The Roadhouse VTX1300C Model slip-on kit comes nicely packaged to prevent shipping damage and includes everything necessary for installation except the tools. In addition to the pair of polished slip-ons, the kit includes heat shields that cover the junction to the mufflers, a muffler bracket and assorted clamps and fasteners. A close inspection of our first-run units revealed no unwanted surprises. The craftsmanship is top-notch from the slick welds to the smooth chrome finish. Roadhouse guarantees their products against defects in material and construction for one year.
Replacing the stock units with the Roadhouse slip-ons is a snap. It took about 15 minutes to remove the stock pipes and another 15-20 to install the well-made slip-ons. The installation process itself is well detailed in the instructions, with the exception of one item. The two slip-on pipes are so close in appearance it is difficult to tell which belonged on the top and which belonged on the bottom. Perhaps an indicator of some type would help alleviate any confusion in an otherwise simple process. Once that little issue was sorted out, the pipes were bolted on and the VTX was fired up in about 20 minutes. Roadhouse offers toll-free technical assistance if there is a problem that cannot be resolved on your own.
Once in place, the overall appearance doesn’t change too dramatically because the slip-ons look similar to the stock units. But the Roadhouse engineers designed a neat little trick into these babies. The slash-cut tips can be turned down to mimic the stock appearance. We preferred the slash-cut look. Also available for an extra $85 are shark fin tips.
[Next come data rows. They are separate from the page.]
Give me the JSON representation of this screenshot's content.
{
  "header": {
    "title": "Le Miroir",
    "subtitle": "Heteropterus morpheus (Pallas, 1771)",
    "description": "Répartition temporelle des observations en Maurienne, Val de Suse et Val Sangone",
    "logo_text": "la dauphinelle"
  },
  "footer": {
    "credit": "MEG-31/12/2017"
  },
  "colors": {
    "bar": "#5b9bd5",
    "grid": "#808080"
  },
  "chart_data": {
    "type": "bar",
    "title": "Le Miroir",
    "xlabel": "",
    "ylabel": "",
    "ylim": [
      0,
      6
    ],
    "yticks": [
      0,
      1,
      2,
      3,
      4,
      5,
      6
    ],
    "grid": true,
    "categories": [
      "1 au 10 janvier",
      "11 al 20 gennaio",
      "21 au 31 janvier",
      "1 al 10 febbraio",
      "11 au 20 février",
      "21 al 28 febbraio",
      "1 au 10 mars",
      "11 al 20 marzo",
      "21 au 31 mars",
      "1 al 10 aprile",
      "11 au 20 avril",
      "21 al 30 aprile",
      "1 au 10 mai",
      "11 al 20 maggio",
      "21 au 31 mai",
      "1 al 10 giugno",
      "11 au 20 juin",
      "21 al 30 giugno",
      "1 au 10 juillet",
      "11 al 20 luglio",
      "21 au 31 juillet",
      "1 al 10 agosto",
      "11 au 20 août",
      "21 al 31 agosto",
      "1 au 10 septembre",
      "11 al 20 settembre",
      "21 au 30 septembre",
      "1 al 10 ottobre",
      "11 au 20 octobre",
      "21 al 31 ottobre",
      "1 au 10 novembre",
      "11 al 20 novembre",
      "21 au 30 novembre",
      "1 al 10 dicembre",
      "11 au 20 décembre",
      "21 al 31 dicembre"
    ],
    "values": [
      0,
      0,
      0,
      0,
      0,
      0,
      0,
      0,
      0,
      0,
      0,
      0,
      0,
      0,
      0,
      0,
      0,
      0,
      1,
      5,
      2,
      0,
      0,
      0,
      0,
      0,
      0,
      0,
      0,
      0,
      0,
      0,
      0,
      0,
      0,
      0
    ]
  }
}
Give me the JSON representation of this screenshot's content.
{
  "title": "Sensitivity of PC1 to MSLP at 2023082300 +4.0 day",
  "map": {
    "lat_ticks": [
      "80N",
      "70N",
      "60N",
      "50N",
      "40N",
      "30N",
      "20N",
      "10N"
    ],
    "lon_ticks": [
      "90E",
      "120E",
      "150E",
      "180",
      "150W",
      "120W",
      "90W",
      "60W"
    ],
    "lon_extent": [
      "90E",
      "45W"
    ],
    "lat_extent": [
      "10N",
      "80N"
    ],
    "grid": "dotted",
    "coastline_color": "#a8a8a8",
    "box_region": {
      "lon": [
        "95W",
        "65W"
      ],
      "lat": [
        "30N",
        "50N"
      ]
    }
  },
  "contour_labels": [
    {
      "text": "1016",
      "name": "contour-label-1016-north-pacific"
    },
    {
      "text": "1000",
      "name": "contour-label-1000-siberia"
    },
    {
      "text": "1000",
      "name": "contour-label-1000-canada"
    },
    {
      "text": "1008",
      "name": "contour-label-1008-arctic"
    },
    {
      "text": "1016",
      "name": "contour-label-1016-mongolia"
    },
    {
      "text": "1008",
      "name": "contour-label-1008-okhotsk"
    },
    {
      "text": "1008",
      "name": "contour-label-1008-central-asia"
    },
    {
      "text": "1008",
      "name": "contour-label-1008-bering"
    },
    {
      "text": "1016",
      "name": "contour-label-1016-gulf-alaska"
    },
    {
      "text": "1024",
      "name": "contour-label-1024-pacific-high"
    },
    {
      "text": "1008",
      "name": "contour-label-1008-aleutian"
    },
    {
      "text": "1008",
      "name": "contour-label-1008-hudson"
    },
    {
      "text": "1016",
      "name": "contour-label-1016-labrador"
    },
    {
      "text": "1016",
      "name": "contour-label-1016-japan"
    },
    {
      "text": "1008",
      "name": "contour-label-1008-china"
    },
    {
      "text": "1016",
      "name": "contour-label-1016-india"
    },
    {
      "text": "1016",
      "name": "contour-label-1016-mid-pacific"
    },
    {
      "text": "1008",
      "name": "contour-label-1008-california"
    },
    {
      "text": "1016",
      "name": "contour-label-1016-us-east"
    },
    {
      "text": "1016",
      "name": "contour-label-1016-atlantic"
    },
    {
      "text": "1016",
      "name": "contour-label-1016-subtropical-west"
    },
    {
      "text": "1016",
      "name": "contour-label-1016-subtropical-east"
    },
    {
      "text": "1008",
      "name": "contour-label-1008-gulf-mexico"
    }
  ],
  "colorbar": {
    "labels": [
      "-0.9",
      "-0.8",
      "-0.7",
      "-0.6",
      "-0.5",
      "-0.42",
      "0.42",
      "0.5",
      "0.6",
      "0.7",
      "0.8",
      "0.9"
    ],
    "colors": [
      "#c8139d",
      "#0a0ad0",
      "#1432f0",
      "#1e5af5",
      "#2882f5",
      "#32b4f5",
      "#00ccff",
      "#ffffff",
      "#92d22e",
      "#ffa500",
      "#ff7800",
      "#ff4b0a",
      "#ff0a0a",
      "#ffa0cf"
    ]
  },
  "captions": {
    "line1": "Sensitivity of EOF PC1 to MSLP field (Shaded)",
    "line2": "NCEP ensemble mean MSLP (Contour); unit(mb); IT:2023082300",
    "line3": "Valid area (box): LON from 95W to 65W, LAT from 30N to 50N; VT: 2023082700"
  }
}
The Roadhouse slip-ons not only do they improve the sound of the V-Twin, they also pare 7.5 lbs. from the bike. The stock units weigh in at 25.25 lbs. compared to the Roadhouse’s 17.75 lbs. Fitting slip-ons without making changes to the fuel or ignition system typically don’t boost power significantly, so we didn’t bother making another dyno run. No significant changes in performance were noticeable through our seat-of-the-pants dyno, but all our test riders much preferred the burlier exhaust sound and kept the revs up a bit more when cruising around the town to enjoy the aural pleasure. After riding the VTX for more than a month in stock trim, we were pleased to hear the bike in a moderately uncorked state.
Overall, the Roadhouse slip-ons made a significant improvement in the way we felt about the VTX. Shaving a few pounds never hurts, nor does improving exhaust flow. But the biggest gain was in the overall riding experience. Instead of rolling along in near silence, the VTX now blends in with big Twin customs seen trolling boulevards everywhere. The throaty bark of the 1300cc V-Twin adorned with the new slip-ons was not obnoxiously loud. Instead, the deep rumble was considered by all our resident testers to be more enjoyable than the muffled stock exhaust note.
At $469.99 the Roadhouse slip-ons are competitively priced with other slip-ons available for both the VTX1300 S or C models, plus you get the ability to run them in stock or slash-cut configurations in a matter of minutes.